演讲人: 微软亚洲研究院资深研究员 王海勋 博士
演讲人：微软亚洲研究院资深研究员 王海勋 博士
Haixun Wang Lead Researcher
Haixun joined Microsoft Research Asia in Beijing, China in 2009, and he leads research in semantic search, graph data processing systems, and distributed query processing. Before joining Microsoft, he had been a research staff member at IBM T. J. Watson Research Center for 9 years. He was Technical Assistant to Stuart Feldman (Vice President of Computer Science of IBM Research) from 2006 to 2007, and Technical Assistant to Mark Wegman (Head of Computer Science of IBM Research) from 2007 to 2009. He received the Ph.D. degree in computer science from the University of California, Los Angeles in 2000. He has published more than 120 research papers in referred international journals and conference proceedings. He was PC Vice Chair of KDD’10, ICDM’09, SDM’08, and KDD’08, and he served as demo/workshop/sponsor Chair of various conferences, including SIGMOD’08, ICDM’08, ICDE’09, ICDM’11, etc. He serves on the editorial board of IEEE Transactions of Knowledge and Data Engineering (TKDE), and Journal of Computer Science and Technology (JCST).

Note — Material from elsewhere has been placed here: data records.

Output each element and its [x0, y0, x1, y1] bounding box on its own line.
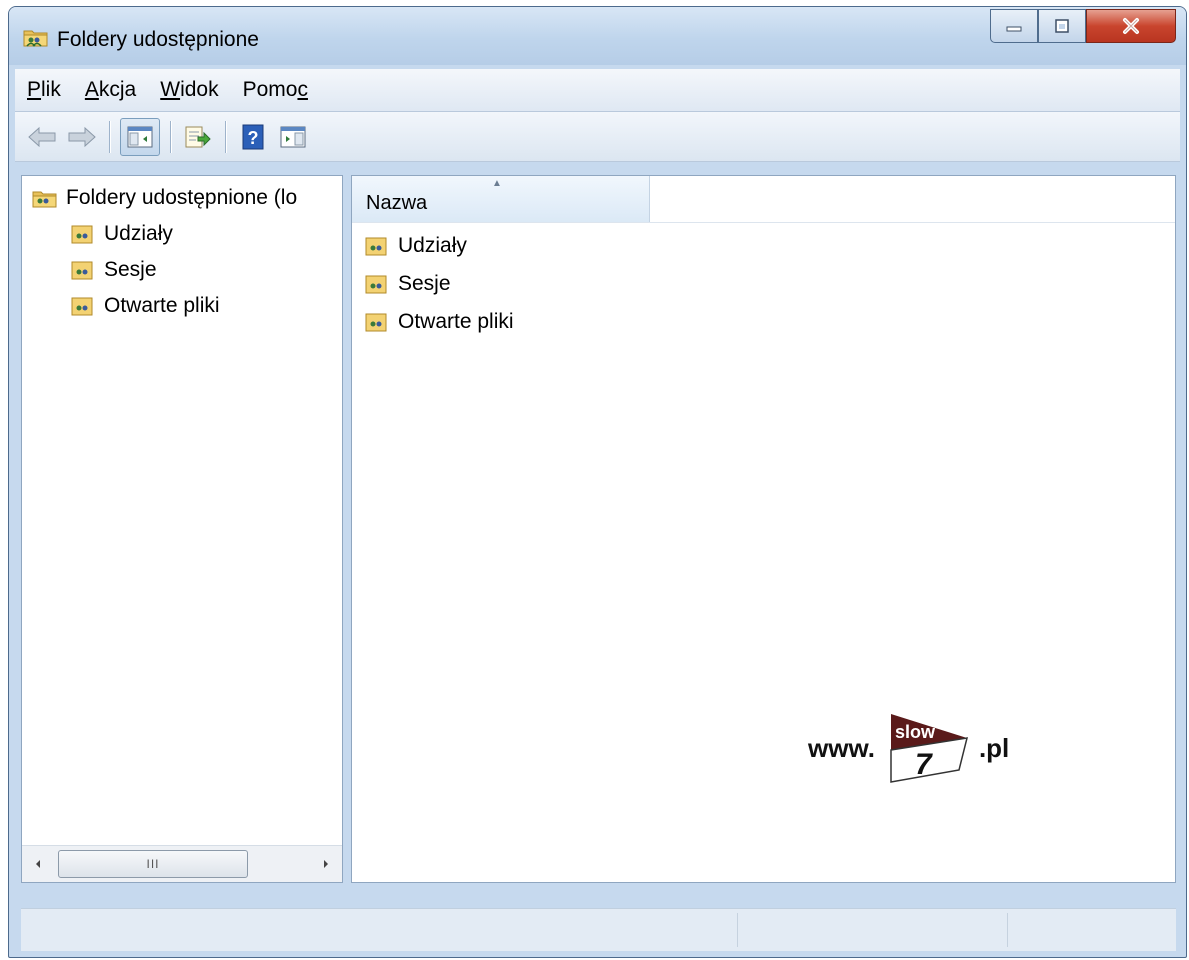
tree-item-sesje[interactable]: Sesje: [70, 258, 157, 282]
close-button[interactable]: [1086, 9, 1176, 43]
console-tree: Foldery udostępnione (lo Udziały Sesje O…: [21, 175, 343, 883]
open-files-folder-icon: [71, 297, 93, 316]
help-icon: ?: [242, 124, 264, 149]
horizontal-scrollbar[interactable]: III: [22, 845, 342, 882]
watermark-suffix: .pl: [978, 732, 1010, 763]
toolbar-separator: [109, 120, 110, 153]
window-controls: [990, 9, 1176, 45]
shares-folder-icon: [365, 237, 387, 256]
scroll-left-button[interactable]: [22, 846, 54, 882]
sort-ascending-icon: ▲: [492, 178, 502, 189]
forward-button[interactable]: [65, 120, 99, 154]
status-bar-divider: [737, 913, 738, 947]
title-bar[interactable]: Foldery udostępnione: [9, 7, 1186, 65]
forward-arrow-icon: [68, 126, 96, 147]
list-item-otwarte-pliki[interactable]: Otwarte pliki: [364, 310, 514, 334]
maximize-icon: [1055, 19, 1069, 33]
toolbar-separator: [225, 120, 226, 153]
show-hide-action-pane-button[interactable]: [276, 120, 310, 154]
tree-item-label: Otwarte pliki: [104, 294, 220, 317]
maximize-button[interactable]: [1038, 9, 1086, 43]
list-item-udzialy[interactable]: Udziały: [364, 234, 467, 258]
scroll-thumb-grip: III: [146, 857, 160, 871]
menu-pomoc[interactable]: Pomoc: [231, 78, 320, 102]
sessions-folder-icon: [71, 261, 93, 280]
column-header-nazwa[interactable]: ▲ Nazwa: [352, 176, 650, 222]
export-list-button[interactable]: [181, 120, 215, 154]
back-button[interactable]: [25, 120, 59, 154]
watermark-badge-top: slow: [895, 722, 936, 742]
tree-item-label: Udziały: [104, 222, 173, 245]
watermark: www. slow 7 .pl: [808, 710, 1009, 786]
tree-root-item[interactable]: Foldery udostępnione (lo: [32, 186, 344, 210]
window-title: Foldery udostępnione: [57, 28, 259, 51]
window: Foldery udostępnione Plik Akcja Widok Po…: [8, 6, 1187, 958]
scroll-thumb[interactable]: III: [58, 850, 248, 878]
scroll-right-button[interactable]: [310, 846, 342, 882]
column-header-label: Nazwa: [366, 192, 428, 214]
menu-widok[interactable]: Widok: [148, 78, 230, 102]
watermark-badge-number: 7: [915, 748, 933, 781]
close-icon: [1123, 18, 1139, 34]
show-hide-console-tree-icon: [127, 126, 153, 147]
show-hide-action-pane-icon: [280, 126, 306, 147]
open-files-folder-icon: [365, 313, 387, 332]
shared-folder-icon: [23, 30, 48, 47]
tree-item-udzialy[interactable]: Udziały: [70, 222, 173, 246]
watermark-prefix: www.: [808, 732, 875, 763]
tree-root-label: Foldery udostępnione (lo: [66, 186, 298, 209]
results-list: ▲ Nazwa Udziały Sesje Otwarte pliki: [351, 175, 1176, 883]
shares-folder-icon: [71, 225, 93, 244]
column-header-row: ▲ Nazwa: [352, 176, 1175, 223]
minimize-button[interactable]: [990, 9, 1038, 43]
chevron-left-icon: [36, 860, 40, 868]
status-bar-divider: [1007, 913, 1008, 947]
menu-bar: Plik Akcja Widok Pomoc: [15, 69, 1180, 112]
svg-text:?: ?: [248, 128, 259, 148]
list-item-label: Sesje: [398, 272, 451, 295]
menu-plik[interactable]: Plik: [15, 78, 73, 102]
menu-akcja[interactable]: Akcja: [73, 78, 148, 102]
list-item-label: Udziały: [398, 234, 467, 257]
toolbar: ?: [15, 112, 1180, 162]
minimize-icon: [1006, 26, 1022, 32]
list-item-label: Otwarte pliki: [398, 310, 514, 333]
export-list-icon: [185, 126, 211, 147]
help-button[interactable]: ?: [236, 120, 270, 154]
sessions-folder-icon: [365, 275, 387, 294]
watermark-logo: slow 7: [890, 714, 968, 783]
tree-item-label: Sesje: [104, 258, 157, 281]
status-bar: [21, 908, 1176, 951]
toolbar-separator: [170, 120, 171, 153]
show-hide-console-tree-button[interactable]: [120, 117, 160, 156]
list-item-sesje[interactable]: Sesje: [364, 272, 451, 296]
chevron-right-icon: [324, 860, 328, 868]
shared-folder-icon: [32, 191, 57, 208]
tree-item-otwarte-pliki[interactable]: Otwarte pliki: [70, 294, 220, 318]
back-arrow-icon: [28, 126, 56, 147]
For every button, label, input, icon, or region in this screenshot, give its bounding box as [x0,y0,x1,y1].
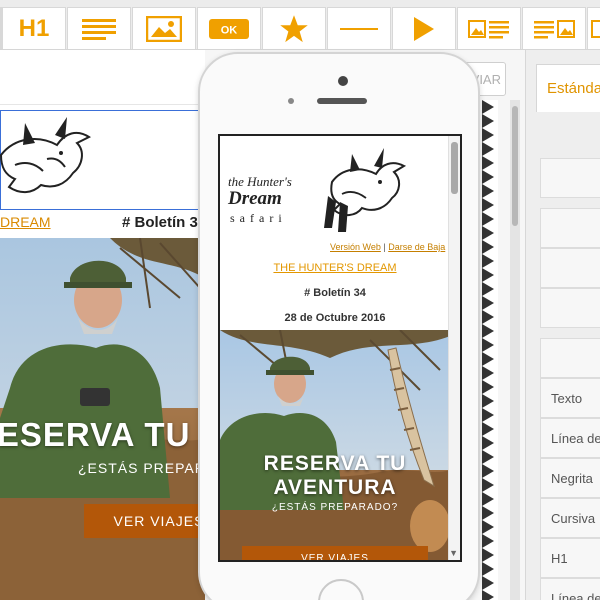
hunters-dream-logo: the Hunter's Dream safari [227,148,407,232]
scroll-down-arrow-icon[interactable]: ▼ [449,548,458,558]
panel-field[interactable] [540,288,600,328]
preview-subline: ¿ESTÁS PREPARADO? [271,502,399,513]
style-panel: Estándar Texto Línea de Negrita Cursiva … [525,50,600,600]
mobile-preview-screen[interactable]: the Hunter's Dream safari Versión Web | … [218,134,462,562]
text-icon [82,18,116,40]
panel-field[interactable] [540,248,600,288]
divider-icon [340,27,378,30]
text-block-button[interactable] [67,7,131,49]
preview-headline: RESERVA TU AVENTURA [263,452,407,499]
preview-scrollbar-thumb[interactable] [512,106,518,226]
panel-row-h1[interactable]: H1 [540,538,600,578]
preview-date: 28 de Octubre 2016 [284,312,386,324]
torn-edge-decoration [482,100,498,600]
phone-home-button [318,579,364,600]
panel-row-italic[interactable]: Cursiva [540,498,600,538]
editor-subline: ¿ESTÁS PREPARA [78,460,205,476]
panel-field[interactable] [540,338,600,378]
button-icon: OK [209,18,249,39]
logo-text-1: the Hunter's [228,174,292,189]
editor-headline: RESERVA TU A [0,416,205,453]
image-block-button[interactable] [132,7,196,49]
preview-hero-image [220,330,450,560]
star-icon [280,14,308,42]
image-text-icon [468,19,509,38]
image-text-block-button[interactable] [457,7,521,49]
preview-bulletin: # Boletín 34 [304,287,366,299]
editor-title-link[interactable]: DREAM [0,214,51,230]
web-version-link[interactable]: Versión Web [330,242,381,252]
video-icon [414,16,434,41]
rhino-logo-icon [324,148,407,232]
button-block-button[interactable]: OK [197,7,261,49]
preview-top-links: Versión Web | Darse de Baja [330,242,445,252]
divider-block-button[interactable] [327,7,391,49]
tab-standard[interactable]: Estándar [536,64,600,112]
video-block-button[interactable] [392,7,456,49]
editor-divider [0,104,205,105]
screen-scrollbar[interactable] [448,136,460,560]
phone-sensor-icon [288,98,294,104]
preview-title-link[interactable]: THE HUNTER'S DREAM [220,262,450,274]
panel-field[interactable] [540,158,600,198]
text-image-icon [534,19,575,38]
email-editor[interactable]: DREAM # Boletín 34 ESERVA TU ¿ESTÁS PREP… [0,50,205,600]
block-toolbar: H1 OK [0,0,600,50]
panel-row-text[interactable]: Texto [540,378,600,418]
panel-row-bold[interactable]: Negrita [540,458,600,498]
image-icon [591,19,600,38]
logo-text-2: Dream [227,188,282,209]
social-block-button[interactable] [262,7,326,49]
rhino-logo-icon [0,117,91,193]
preview-cta-button[interactable]: VER VIAJES [242,546,428,560]
editor-header-block[interactable] [0,110,205,210]
editor-canvas[interactable]: DREAM # Boletín 34 ESERVA TU ¿ESTÁS PREP… [0,110,205,600]
phone-camera-icon [338,76,348,86]
image-icon [146,15,182,42]
h1-label: H1 [18,14,50,42]
unsubscribe-link[interactable]: Darse de Baja [388,242,445,252]
editor-bulletin: # Boletín 34 [122,214,205,231]
text-image-block-button[interactable] [522,7,586,49]
panel-row-line-height-2[interactable]: Línea de [540,578,600,600]
screen-scrollbar-thumb[interactable] [451,142,458,194]
hunter-photo [220,330,450,560]
editor-cta-button[interactable]: VER VIAJES [84,504,205,538]
ok-label: OK [221,24,238,36]
panel-field[interactable] [540,208,600,248]
logo-text-3: safari [230,211,287,225]
h1-block-button[interactable]: H1 [2,7,66,49]
phone-speaker-icon [317,98,367,104]
more-blocks-button[interactable] [587,7,600,49]
email-builder: H1 OK DREAM # Boletín 34 ESERVA TU ¿ESTÁ… [0,0,600,600]
panel-row-line-height[interactable]: Línea de [540,418,600,458]
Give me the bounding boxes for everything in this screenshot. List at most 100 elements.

In this talk, I will discuss how to obtain useful information and knowledge from the web data and the search log data, and how to use such data to build killer applications. Web-scale data and the so-called peta-byte age is changing many aspects of business practice and scientific research. On the science frontier, it challenges methodologies in many established fields including statistics, machine learning, natural language processing, etc. However, a fundamental challenge we are facing is that web data is noisy and it is only good for “head queries”. I will use some results from a system we recently built to demonstrate the challenges and opportunities in this field.